Saturday, May 16, 2015

fearless women: maybe they should be feared

A friend told me a short story about herself that I was happy to hear. She told the chair of one of Berkeley's puppet commissions* related to real estate development that she was fearless. This particular commission had decided, with no notice to the public, no notice to at least one of it's members but notice to the lobbyist for the proposed development, that the commission would not allow public comment at a public hearing.

My friend kicks ass. She told the chair she was prepare to get arrested that night because she was going to speak. The chair backed down after my friend told him "I am fearless".

I am grateful that fearless women keep entering my life.

I was inspired last week by another friend who has always been sweetly calm, cheerful and private. Yet, as she made comments at another public hearing, for another puppet city commission, she erupted with power. After wards, I complimented her on how powerfully she had spoken and she said "I am angry. I am not going to suppress my anger anynore. I'm angry."

For my whole life, essentially, I have been fearless. I don't edit in the way people pressure me to edit. My experience of cultural pressures for me to tamp down my powerful, fearless self is that people seek to diminish my power by talking about norms, telling me how I am wrong but such persons ignore the substance of what I said. When someone starts telling me I don't abide by cultural norms, I become both angrier and more fearless.
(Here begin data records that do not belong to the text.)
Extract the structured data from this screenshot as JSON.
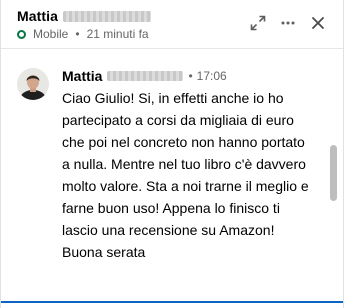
{
  "header": {
    "contact_name": "Mattia",
    "status": "Mobile",
    "last_seen": "21 minuti fa",
    "separator": "•",
    "icons": [
      "expand-icon",
      "more-options-icon",
      "close-icon"
    ]
  },
  "message": {
    "sender": "Mattia",
    "separator": "•",
    "time": "17:06",
    "text": "Ciao Giulio! Si, in effetti anche io ho\npartecipato a corsi da migliaia di euro\nche poi nel concreto non hanno portato\na nulla. Mentre nel tuo libro c'è davvero\nmolto valore. Sta a noi trarne il meglio e\nfarne buon uso! Appena lo finisco ti\nlascio una recensione su Amazon!\nBuona serata"
  },
  "colors": {
    "online": "#057642",
    "accent": "#0a66c2",
    "muted_text": "#666666"
  }
}
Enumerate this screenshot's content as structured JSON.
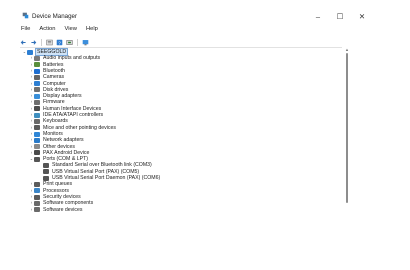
{
  "window": {
    "title": "Device Manager",
    "minimize_glyph": "–",
    "maximize_glyph": "☐",
    "close_glyph": "✕"
  },
  "menu": [
    "File",
    "Action",
    "View",
    "Help"
  ],
  "toolbar_icons": [
    "back-icon",
    "forward-icon",
    "properties-icon",
    "help-icon",
    "update-driver-icon",
    "scan-hardware-icon",
    "monitor-icon"
  ],
  "tree": {
    "root": "SEEGGOLD",
    "categories": [
      {
        "label": "Audio inputs and outputs",
        "icon": "speaker-icon",
        "color": "#7a7a7a",
        "expanded": false
      },
      {
        "label": "Batteries",
        "icon": "battery-icon",
        "color": "#5a8f3c",
        "expanded": false
      },
      {
        "label": "Bluetooth",
        "icon": "bluetooth-icon",
        "color": "#1f6fd1",
        "expanded": false
      },
      {
        "label": "Cameras",
        "icon": "camera-icon",
        "color": "#666666",
        "expanded": false
      },
      {
        "label": "Computer",
        "icon": "computer-icon",
        "color": "#2d7fd3",
        "expanded": false
      },
      {
        "label": "Disk drives",
        "icon": "disk-icon",
        "color": "#707070",
        "expanded": false
      },
      {
        "label": "Display adapters",
        "icon": "display-adapter-icon",
        "color": "#3a8fd8",
        "expanded": false
      },
      {
        "label": "Firmware",
        "icon": "firmware-icon",
        "color": "#6e6e6e",
        "expanded": false
      },
      {
        "label": "Human Interface Devices",
        "icon": "hid-icon",
        "color": "#4d4d4d",
        "expanded": false
      },
      {
        "label": "IDE ATA/ATAPI controllers",
        "icon": "ide-icon",
        "color": "#3f8fbf",
        "expanded": false
      },
      {
        "label": "Keyboards",
        "icon": "keyboard-icon",
        "color": "#6a6a6a",
        "expanded": false
      },
      {
        "label": "Mice and other pointing devices",
        "icon": "mouse-icon",
        "color": "#5b5b5b",
        "expanded": false
      },
      {
        "label": "Monitors",
        "icon": "monitor-icon",
        "color": "#2f86d6",
        "expanded": false
      },
      {
        "label": "Network adapters",
        "icon": "network-icon",
        "color": "#2a7bc9",
        "expanded": false
      },
      {
        "label": "Other devices",
        "icon": "other-devices-icon",
        "color": "#8a8a8a",
        "expanded": false
      },
      {
        "label": "PAX Android Device",
        "icon": "android-device-icon",
        "color": "#4a4a4a",
        "expanded": false
      },
      {
        "label": "Ports (COM & LPT)",
        "icon": "port-icon",
        "color": "#555555",
        "expanded": true,
        "children": [
          "Standard Serial over Bluetooth link (COM3)",
          "USB Virtual Serial Port (PAX) (COM5)",
          "USB Virtual Serial Port Daemon (PAX) (COM6)"
        ]
      },
      {
        "label": "Print queues",
        "icon": "printer-icon",
        "color": "#5c5c5c",
        "expanded": false
      },
      {
        "label": "Processors",
        "icon": "processor-icon",
        "color": "#3b86c8",
        "expanded": false
      },
      {
        "label": "Security devices",
        "icon": "security-icon",
        "color": "#5b5b5b",
        "expanded": false
      },
      {
        "label": "Software components",
        "icon": "software-component-icon",
        "color": "#6a6a6a",
        "expanded": false
      },
      {
        "label": "Software devices",
        "icon": "software-device-icon",
        "color": "#6a6a6a",
        "expanded": false
      }
    ]
  }
}
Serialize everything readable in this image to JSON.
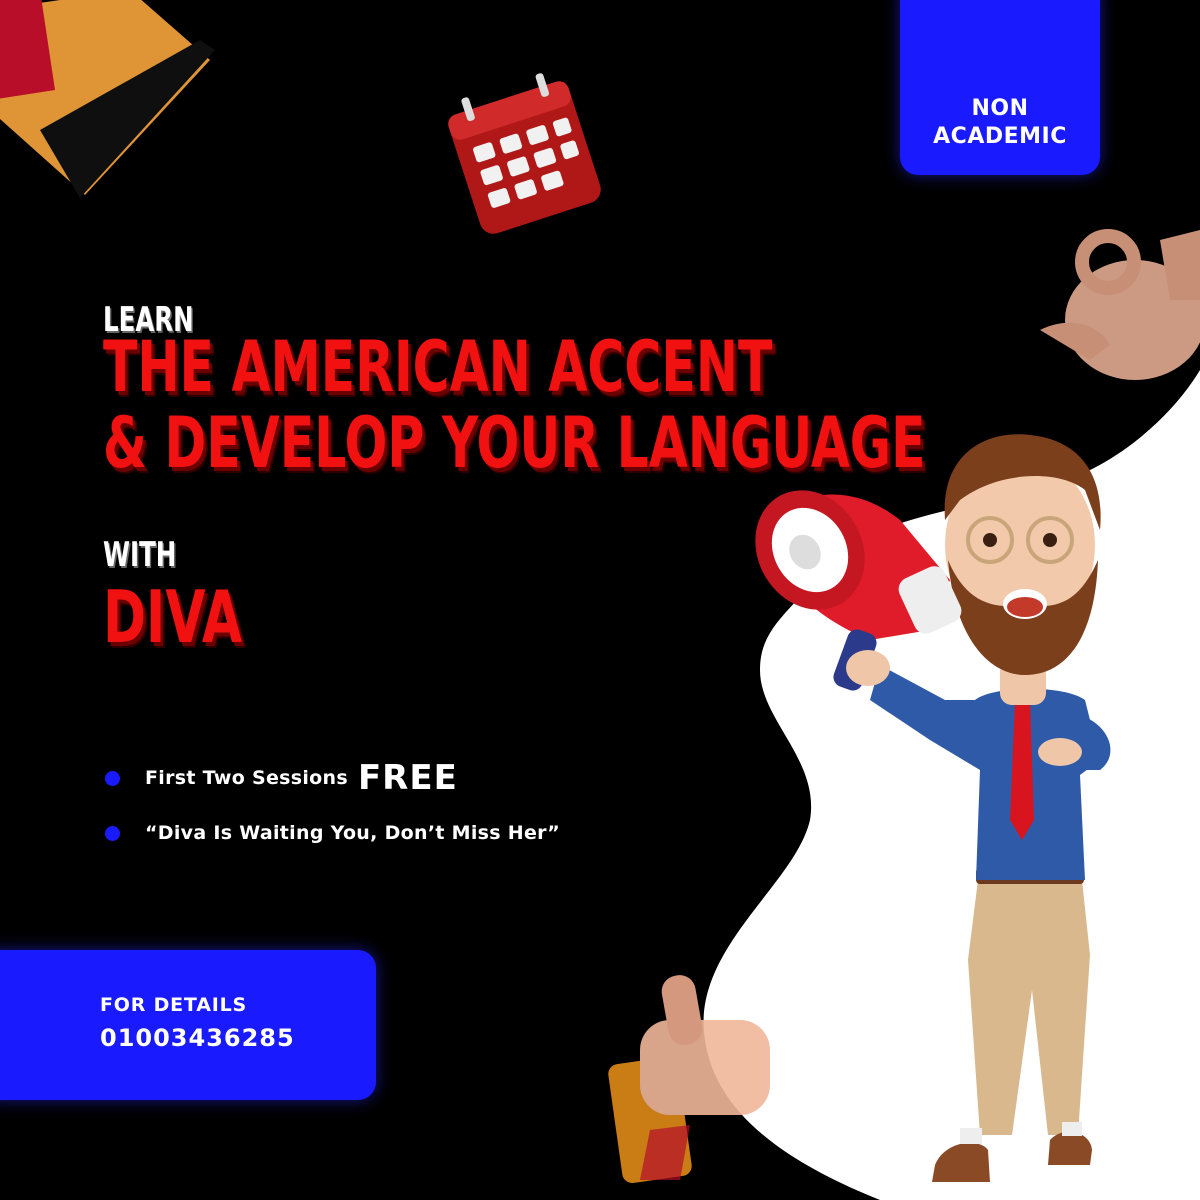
{
  "badge_top": {
    "line1": "NON",
    "line2": "ACADEMIC"
  },
  "headline": {
    "learn": "LEARN",
    "line1": "THE AMERICAN ACCENT",
    "line2": "& DEVELOP YOUR LANGUAGE",
    "with": "WITH",
    "name": "DIVA"
  },
  "bullets": [
    {
      "text": "First Two Sessions",
      "emphasis": "FREE"
    },
    {
      "text": "“Diva Is Waiting You, Don’t Miss Her”"
    }
  ],
  "contact": {
    "label": "FOR DETAILS",
    "phone": "01003436285"
  },
  "colors": {
    "background": "#000000",
    "accent_blue": "#1a1aff",
    "headline_red": "#f21111",
    "shape_white": "#ffffff"
  },
  "illustration": {
    "character": "bearded man holding megaphone",
    "decor": [
      "megaphone-icon",
      "calendar-icon",
      "ok-hand-icon",
      "thumbs-up-icon"
    ]
  }
}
Cultural norms are never universal norms. Take any circle of people and ask them what they consider a norm in a given situation. Many people drift through life unconsciously assuming that what they consider normative is what everyone considers normative. Not. So not true. 

I let go of any attempt to abide by cultural norms when I realized norms are nothing more than a tool to suppress. And, far, far too often, it is men using putative norms to pressure women to tanp down their power.

Fuck that.

Life is a lot more fun when I can collaborate with other fearless women.

Come on in. Fearlessness is wonderful and powerful. It is just right. Like Goldilocks pursued the perfect bed, the perfect bowl of porridge, fearless women do what is 'just right'. "Just right" is whatever they want to do, and often involves speaking truth to power.

Fuck anyone who ever has told me, or ever will try to, that I should conform to nebulous norms. Fuck anyone who will only like and love me if I tamp myself down so much that I am suppressed, depressed, isolated and lost.

I've been hanging with a lot of powerful women lately and I fucking love it.

I have also been hanging with some fearless men. And of course I am biased. It seems to me a whole lot more women are fearless than men. I do know some awesome men who will also speak truth to power fearlessly.